Других вопросов не последовало, и Этни посчитала, что его подозрения улеглись. В этот момент в комнату осторожно вошла миссис Адер.

У нее хватило такта поприветствовать Дюрранса, будто они расстались неделю назад и с ним ничего не произошло.

— Полагаю, Этни уже посвятила вас в наш план? — спросила она, принимая из рук подруги чай.

— Нет, пока нет, — ответила Этни.

— Какой план? — спросил Дюрранс.

— Мы все устроили, — сказала миссис Адер. — Вы захотите поехать домой, в Девоншир. Я ваша соседка — нас разделяет лишь парочка полей.

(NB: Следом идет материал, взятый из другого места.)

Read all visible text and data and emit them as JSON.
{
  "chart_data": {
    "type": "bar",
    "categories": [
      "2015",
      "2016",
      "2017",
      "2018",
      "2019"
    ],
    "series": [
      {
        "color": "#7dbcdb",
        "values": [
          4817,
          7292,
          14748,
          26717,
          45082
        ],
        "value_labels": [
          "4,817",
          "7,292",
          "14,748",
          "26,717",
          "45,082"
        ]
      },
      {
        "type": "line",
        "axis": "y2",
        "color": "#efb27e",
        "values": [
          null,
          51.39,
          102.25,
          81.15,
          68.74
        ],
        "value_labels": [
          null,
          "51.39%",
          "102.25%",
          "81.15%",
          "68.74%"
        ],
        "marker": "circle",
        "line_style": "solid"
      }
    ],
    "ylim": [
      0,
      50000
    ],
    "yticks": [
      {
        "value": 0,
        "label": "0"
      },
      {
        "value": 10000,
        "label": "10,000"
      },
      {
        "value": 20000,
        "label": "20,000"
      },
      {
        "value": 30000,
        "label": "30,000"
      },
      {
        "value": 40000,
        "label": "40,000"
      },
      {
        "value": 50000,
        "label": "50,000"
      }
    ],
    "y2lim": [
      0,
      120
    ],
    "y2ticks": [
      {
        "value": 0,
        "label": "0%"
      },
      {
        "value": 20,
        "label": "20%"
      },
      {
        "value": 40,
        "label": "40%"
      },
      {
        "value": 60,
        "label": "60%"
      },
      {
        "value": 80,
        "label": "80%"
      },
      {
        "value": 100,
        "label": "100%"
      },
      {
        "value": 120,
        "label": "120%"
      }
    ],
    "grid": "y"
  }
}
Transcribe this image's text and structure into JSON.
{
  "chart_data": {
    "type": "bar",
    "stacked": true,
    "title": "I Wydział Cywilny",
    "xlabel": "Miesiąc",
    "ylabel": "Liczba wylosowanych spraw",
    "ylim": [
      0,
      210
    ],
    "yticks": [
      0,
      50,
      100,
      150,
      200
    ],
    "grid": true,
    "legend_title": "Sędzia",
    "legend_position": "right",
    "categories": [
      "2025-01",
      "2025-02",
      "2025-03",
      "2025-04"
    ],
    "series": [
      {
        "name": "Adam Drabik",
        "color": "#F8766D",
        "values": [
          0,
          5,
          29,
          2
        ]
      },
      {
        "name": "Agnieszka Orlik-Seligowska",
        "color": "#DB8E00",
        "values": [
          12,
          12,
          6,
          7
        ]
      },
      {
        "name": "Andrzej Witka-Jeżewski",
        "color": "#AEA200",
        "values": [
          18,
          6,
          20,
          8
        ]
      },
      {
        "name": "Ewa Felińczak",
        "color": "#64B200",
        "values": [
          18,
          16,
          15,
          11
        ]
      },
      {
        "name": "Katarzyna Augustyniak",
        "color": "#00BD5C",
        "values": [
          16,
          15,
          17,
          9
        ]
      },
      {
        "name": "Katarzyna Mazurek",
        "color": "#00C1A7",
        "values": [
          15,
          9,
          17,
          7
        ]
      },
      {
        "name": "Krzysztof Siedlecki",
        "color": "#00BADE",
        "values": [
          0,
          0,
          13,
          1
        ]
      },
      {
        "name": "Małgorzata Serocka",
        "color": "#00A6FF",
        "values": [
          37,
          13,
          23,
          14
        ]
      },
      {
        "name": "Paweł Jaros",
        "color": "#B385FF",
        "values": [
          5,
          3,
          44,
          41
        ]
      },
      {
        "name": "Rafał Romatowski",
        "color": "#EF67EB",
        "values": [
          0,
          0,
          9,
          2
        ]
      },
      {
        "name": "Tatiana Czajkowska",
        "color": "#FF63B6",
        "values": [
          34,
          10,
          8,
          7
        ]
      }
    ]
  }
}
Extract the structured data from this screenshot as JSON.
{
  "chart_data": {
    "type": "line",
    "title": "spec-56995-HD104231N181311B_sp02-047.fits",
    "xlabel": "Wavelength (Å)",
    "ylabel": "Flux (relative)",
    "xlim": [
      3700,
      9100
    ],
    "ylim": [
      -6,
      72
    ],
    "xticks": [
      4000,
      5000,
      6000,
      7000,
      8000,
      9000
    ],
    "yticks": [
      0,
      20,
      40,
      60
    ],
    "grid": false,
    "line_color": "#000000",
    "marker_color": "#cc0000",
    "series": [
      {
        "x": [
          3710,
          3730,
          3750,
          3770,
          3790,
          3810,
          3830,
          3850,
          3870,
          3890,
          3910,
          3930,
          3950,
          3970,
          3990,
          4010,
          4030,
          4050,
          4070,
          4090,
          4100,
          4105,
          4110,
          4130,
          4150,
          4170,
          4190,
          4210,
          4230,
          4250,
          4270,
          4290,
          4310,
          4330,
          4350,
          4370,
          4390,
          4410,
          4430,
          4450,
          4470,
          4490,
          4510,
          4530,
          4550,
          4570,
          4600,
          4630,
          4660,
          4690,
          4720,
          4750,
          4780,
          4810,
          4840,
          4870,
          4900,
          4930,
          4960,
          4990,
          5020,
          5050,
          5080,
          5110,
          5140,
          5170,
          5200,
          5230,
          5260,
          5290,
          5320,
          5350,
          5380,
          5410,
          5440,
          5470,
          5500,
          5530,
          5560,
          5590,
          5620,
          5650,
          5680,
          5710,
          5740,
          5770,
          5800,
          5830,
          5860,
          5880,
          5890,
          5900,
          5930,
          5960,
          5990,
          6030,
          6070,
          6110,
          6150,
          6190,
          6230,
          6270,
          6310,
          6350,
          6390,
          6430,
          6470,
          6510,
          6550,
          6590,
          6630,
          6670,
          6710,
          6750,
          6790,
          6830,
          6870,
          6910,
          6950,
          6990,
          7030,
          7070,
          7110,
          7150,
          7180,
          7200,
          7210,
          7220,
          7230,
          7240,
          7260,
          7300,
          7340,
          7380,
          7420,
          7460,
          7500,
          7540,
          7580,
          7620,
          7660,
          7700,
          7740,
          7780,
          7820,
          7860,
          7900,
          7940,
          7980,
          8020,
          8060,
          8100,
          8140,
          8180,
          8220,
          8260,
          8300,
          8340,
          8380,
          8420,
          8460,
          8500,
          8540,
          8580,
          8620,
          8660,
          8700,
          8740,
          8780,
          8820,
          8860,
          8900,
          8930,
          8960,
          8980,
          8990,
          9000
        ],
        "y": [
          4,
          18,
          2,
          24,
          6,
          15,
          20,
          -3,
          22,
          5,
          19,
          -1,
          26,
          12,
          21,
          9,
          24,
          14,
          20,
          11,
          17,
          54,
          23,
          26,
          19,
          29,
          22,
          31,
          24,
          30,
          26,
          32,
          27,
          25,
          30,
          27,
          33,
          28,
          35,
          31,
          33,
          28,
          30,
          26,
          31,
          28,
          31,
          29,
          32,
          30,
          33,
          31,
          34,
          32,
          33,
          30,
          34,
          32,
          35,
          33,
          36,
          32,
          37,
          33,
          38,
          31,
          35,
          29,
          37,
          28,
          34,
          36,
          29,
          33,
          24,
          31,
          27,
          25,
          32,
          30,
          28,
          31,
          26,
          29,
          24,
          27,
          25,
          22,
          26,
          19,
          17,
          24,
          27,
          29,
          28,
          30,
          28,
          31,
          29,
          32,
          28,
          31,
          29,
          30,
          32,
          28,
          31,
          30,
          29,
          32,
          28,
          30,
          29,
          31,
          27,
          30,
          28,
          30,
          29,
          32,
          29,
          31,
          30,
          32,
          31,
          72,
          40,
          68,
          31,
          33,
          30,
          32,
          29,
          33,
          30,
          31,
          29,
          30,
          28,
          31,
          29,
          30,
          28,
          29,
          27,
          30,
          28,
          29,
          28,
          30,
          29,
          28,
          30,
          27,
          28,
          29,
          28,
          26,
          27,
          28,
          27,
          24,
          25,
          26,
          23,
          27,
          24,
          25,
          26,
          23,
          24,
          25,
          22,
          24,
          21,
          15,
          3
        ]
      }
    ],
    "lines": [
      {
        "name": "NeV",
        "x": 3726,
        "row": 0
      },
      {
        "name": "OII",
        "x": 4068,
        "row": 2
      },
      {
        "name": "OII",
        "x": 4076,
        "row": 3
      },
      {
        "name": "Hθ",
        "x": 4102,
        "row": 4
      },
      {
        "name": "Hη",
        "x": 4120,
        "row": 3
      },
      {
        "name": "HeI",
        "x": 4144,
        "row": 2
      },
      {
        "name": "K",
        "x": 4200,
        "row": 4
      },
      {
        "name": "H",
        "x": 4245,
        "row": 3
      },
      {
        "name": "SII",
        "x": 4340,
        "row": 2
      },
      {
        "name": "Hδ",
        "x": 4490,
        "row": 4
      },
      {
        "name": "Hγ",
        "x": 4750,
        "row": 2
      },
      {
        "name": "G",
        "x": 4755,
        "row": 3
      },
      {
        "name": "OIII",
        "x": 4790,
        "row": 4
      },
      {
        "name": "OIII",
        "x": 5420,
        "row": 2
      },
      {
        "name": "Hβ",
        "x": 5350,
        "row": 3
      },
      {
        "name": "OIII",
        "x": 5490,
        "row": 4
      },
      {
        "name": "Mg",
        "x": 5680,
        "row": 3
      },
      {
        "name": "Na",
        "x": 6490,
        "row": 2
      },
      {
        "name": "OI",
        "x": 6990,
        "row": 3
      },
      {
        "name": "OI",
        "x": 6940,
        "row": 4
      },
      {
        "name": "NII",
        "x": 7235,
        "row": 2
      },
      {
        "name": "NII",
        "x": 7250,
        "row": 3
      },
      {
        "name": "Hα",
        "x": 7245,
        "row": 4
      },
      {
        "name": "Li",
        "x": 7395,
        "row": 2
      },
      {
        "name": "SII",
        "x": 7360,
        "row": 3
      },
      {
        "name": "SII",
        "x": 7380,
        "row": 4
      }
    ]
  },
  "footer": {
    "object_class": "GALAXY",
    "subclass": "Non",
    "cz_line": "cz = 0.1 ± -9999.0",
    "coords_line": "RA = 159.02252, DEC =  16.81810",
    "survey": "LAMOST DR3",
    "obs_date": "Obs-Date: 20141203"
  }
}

Этни погостит у меня до вашей свадьбы.

— Вы очень добры, — воскликнул Дюрранс, — конечно, понадобится некоторое время.

— Без сомнения, недолгое, — ответила миссис Адер.

— Что ж, дело обстоит так. Если есть шанс, что я могу восстановить зрение, то лучше бы мне заняться этим немедленно. Время много значит в таких случаях.

— Значит, шанс есть? — воскликнула Этни.

— Завтра я покажусь специалисту. И, конечно, есть еще окулист в Висбадене, но, может, не понадобится ехать так далеко. Думаю, я смогу оставаться в Гессенсе и приезжать в Лондон по необходимости. Благодарю вас от всего сердца, миссис Адер. Отличный план. С моей точки зрения, не может быть ничего лучше, — медленно добавил он.

Этни смотрела, как Дюрранс уезжает на свою старую квартиру на Сент-Джеймс-стрит, стоя у окна в той же задумчивой позе. Только теперь экипажи возвращались из парка, а опасения Этни обрели более отчетливую форму.

Она не слышала разговора с Колдером и считала, что на время успокоила Дюрранса. Она не знала, что он не верит в излечение, и понятия не имела, что возможность исцеления — лишь предлог. И все же ей было неспокойно. Дюрранс стал более проницательным. Он отточил не только чувства, как того можно было ожидать, но и ум. Она поняла, что вступает в состязание, и боялась проиграть. «Из-за меня не должны быть испорчены две жизни», — повторила она, но теперь это была скорее мольба, чем решимость: она совершенно ясно поняла, что ослепший Дюрранс видит куда яснее, чем раньше.

Глава четырнадцатая

Снова появляется капитан Уиллоби

Прошел июль и август, опасения Этни все росли, и наконец она высказала их вслух.

— Я боюсь, — сказала она, стоя солнечным утром у открытого окна в доме миссис Адер, и та улыбнулась.

— Чего? Что вчера в Лондоне с полковником что-то случилось?

— Нет, не этого, — медленно ответила Этни. — Потому что он как раз направляется к нам через лужайку.